WASHINGTON – U.S. Senators Sam Brownback (R-KS) and Edward Kennedy (D-MA) today held a news conference to discuss the Prenatally Diagnosed Conditions Awareness Act.

“We have been able to screen for certain conditions in the womb for quite some time now, but I’m concerned that we don’t have a great track record for handling that information very well,” Brownback said. “For some conditions that can be detected in the womb, we are aborting 80% or more of the babies who test positive.

“The effect of this sort of ‘weeding out’ is creating new eugenics, a form of systematic, disability-based discrimination. Once you go down the path of valuing some lives more than others, of saying that people with disabilities don’t have the same dignity and right to live as others, there are very few means that don’t justify the so-called ‘worthy end’ of a disability-free society.”

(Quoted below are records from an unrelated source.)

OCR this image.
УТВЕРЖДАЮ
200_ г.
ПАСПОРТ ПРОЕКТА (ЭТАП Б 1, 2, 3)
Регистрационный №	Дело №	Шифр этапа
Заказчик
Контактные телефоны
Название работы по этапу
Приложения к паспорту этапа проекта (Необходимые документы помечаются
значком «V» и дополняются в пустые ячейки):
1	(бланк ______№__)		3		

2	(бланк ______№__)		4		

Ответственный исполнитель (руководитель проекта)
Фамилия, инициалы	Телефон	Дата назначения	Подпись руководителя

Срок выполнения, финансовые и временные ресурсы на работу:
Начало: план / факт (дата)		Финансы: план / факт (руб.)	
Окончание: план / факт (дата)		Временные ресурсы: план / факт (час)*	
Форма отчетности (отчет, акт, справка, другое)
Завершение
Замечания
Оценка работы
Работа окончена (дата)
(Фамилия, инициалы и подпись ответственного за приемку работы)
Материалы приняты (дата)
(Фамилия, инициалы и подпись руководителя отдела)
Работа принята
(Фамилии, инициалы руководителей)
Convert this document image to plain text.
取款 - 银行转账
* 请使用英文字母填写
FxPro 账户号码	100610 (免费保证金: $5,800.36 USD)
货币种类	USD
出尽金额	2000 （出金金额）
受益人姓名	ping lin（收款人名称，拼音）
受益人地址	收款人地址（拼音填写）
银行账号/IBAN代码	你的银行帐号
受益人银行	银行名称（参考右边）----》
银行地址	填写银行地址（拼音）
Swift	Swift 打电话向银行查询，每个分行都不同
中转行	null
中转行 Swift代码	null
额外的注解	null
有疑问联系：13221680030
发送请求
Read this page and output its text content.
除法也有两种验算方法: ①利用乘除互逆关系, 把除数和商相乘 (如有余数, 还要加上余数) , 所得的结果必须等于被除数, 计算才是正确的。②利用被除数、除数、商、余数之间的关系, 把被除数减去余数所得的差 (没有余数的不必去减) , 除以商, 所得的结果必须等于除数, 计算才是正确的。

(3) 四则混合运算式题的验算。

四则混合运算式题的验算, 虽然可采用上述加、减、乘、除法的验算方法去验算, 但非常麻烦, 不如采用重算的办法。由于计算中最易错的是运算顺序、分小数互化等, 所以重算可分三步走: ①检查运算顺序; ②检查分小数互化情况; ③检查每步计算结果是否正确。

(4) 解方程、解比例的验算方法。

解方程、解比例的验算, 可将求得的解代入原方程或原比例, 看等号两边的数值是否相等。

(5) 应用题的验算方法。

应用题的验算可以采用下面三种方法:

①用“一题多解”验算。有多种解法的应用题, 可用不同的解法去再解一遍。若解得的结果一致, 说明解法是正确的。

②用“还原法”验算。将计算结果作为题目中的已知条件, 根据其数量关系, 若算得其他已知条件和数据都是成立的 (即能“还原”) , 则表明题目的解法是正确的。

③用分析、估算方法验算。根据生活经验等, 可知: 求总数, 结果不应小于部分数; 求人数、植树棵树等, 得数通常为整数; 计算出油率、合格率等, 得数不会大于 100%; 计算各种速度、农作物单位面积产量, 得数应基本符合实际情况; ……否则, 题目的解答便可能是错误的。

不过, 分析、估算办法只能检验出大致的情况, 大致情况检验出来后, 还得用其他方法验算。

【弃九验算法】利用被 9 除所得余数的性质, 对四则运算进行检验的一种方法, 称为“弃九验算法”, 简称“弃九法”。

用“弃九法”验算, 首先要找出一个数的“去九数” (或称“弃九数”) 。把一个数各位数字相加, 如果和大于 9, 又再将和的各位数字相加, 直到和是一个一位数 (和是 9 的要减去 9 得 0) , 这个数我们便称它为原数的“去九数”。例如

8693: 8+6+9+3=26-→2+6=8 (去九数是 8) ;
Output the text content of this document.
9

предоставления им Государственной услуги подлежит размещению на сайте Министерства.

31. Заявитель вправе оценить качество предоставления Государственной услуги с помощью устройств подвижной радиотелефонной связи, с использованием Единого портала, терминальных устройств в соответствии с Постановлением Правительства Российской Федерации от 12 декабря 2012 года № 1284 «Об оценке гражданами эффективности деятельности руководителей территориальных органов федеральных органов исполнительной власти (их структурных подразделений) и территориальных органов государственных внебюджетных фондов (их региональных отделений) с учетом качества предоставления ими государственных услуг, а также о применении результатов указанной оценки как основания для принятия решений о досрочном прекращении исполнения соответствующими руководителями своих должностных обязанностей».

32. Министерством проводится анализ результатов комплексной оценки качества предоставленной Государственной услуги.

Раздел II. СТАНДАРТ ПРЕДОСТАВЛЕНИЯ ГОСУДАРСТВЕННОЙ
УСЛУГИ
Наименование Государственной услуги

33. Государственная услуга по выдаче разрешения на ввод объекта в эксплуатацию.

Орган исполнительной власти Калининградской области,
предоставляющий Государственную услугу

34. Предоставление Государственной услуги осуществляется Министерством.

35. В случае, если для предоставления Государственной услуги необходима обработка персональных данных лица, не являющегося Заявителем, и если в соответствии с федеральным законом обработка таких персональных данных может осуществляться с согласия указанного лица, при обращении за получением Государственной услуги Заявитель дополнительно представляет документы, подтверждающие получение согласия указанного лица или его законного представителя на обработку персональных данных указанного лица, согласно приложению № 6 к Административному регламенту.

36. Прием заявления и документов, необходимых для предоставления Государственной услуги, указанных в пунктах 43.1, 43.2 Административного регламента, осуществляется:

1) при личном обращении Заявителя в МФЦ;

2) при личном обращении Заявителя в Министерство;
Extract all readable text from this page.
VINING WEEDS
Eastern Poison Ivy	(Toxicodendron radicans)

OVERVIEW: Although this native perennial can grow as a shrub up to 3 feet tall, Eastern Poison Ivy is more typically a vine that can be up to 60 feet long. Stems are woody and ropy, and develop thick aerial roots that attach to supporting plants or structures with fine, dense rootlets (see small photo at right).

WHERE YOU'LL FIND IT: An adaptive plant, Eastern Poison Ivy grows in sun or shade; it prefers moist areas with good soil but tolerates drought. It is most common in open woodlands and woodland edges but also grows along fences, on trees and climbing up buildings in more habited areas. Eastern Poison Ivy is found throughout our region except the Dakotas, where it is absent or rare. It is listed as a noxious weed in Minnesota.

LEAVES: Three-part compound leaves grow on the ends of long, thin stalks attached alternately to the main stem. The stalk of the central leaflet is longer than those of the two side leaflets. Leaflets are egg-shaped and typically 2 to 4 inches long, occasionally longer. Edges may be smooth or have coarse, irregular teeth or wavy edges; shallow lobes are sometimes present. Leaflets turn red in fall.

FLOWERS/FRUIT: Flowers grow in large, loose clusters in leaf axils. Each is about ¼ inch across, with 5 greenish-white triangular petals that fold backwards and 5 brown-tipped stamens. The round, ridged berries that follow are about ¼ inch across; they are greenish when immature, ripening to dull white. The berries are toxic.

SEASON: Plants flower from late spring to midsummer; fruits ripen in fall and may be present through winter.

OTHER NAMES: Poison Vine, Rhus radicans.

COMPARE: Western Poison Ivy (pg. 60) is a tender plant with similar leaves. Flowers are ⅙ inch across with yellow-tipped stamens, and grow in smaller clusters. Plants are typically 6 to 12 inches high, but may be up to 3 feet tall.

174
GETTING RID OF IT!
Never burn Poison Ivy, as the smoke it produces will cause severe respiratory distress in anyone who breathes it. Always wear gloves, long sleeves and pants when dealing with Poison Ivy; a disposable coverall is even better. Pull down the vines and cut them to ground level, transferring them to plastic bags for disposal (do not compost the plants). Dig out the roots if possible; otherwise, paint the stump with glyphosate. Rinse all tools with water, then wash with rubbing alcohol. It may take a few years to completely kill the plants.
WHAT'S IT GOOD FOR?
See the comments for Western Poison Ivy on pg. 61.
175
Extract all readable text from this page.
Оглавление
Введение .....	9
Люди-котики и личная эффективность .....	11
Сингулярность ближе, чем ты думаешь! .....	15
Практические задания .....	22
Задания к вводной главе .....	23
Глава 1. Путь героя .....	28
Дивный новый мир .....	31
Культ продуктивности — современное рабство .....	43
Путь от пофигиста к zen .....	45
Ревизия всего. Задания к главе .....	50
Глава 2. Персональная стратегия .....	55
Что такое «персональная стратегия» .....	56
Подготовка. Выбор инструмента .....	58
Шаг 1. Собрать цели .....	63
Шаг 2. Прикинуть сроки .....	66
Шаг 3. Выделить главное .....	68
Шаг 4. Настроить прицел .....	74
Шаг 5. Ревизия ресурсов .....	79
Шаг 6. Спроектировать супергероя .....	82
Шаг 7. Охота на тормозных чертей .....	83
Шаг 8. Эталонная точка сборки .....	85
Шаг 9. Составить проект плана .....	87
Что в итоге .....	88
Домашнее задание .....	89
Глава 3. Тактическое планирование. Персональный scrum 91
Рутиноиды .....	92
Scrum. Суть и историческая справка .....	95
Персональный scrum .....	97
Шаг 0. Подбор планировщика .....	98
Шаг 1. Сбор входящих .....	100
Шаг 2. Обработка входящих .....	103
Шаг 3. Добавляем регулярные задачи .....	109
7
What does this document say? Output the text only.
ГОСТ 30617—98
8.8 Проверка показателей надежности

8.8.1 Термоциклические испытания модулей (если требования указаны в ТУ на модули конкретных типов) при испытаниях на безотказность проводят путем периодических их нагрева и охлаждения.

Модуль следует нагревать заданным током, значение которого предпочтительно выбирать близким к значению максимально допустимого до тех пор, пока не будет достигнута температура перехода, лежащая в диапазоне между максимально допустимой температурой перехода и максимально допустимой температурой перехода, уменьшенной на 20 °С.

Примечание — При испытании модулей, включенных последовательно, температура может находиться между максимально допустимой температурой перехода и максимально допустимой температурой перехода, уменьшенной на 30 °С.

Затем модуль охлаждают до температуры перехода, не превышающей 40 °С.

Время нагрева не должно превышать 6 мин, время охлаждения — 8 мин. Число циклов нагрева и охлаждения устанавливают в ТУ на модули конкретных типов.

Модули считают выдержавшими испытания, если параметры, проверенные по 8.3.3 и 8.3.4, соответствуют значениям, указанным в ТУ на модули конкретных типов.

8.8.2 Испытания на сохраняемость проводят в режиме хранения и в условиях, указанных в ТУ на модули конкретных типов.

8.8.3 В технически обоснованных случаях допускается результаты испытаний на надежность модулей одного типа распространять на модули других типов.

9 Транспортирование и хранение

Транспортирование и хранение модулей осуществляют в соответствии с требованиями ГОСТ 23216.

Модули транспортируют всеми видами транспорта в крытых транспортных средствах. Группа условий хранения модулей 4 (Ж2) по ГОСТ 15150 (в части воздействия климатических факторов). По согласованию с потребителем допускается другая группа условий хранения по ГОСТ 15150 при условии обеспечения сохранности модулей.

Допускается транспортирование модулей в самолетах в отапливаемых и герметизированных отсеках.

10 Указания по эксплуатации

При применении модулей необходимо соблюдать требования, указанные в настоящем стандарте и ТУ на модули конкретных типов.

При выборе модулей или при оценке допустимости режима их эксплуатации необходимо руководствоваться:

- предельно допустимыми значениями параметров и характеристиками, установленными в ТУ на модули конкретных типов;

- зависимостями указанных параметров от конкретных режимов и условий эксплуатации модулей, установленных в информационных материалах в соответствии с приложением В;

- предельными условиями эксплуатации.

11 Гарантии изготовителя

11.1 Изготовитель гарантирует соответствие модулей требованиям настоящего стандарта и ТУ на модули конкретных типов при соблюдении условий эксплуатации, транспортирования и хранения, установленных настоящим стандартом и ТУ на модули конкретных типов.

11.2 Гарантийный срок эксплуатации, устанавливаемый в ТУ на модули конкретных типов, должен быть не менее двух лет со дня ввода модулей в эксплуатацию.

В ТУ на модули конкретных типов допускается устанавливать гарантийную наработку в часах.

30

When an expectant mother receives the news that she is going to have a child with Down syndrome, Spina Bifida, Cystic Fibrosis, or another prenatally-diagnosed condition, surveys suggest that, when struggling with this news, many women do not have access to the best information about the condition that has been diagnosed, the accuracy of the prenatal test that was performed, and contact with services and support groups.

The Brownback-Kennedy Prenatally Diagnosed Condition Awareness Act ensures that pregnant women facing a positive prenatal test result will be more likely to receive up-to-date, scientific information about the life expectancy, clinical course, intellectual and functional development, and prenatal and postnatal treatment options for their child.

Brownback continued, “We don’t want a world where parents feel driven to justify their children’s existence. We need to link parents with these programs so that they are equipped with all the information they need to hopefully make a life-affirming choice.”

The Prenatally Diagnosed Conditions Awareness Act offers referrals to support services such as hotlines, Web sites, information clearinghouses, adoption registries and parent support networks and programs specific to Down syndrome and other prenatally diagnosed conditions.

The Act will improve epidemiologic understanding of prenatally-diagnosed conditions, ensure confidentiality, support health care providers who perform prenatal tests and deliver results, and authorize a study of the effectiveness of existing health care and family support services for children with disabilities and their families.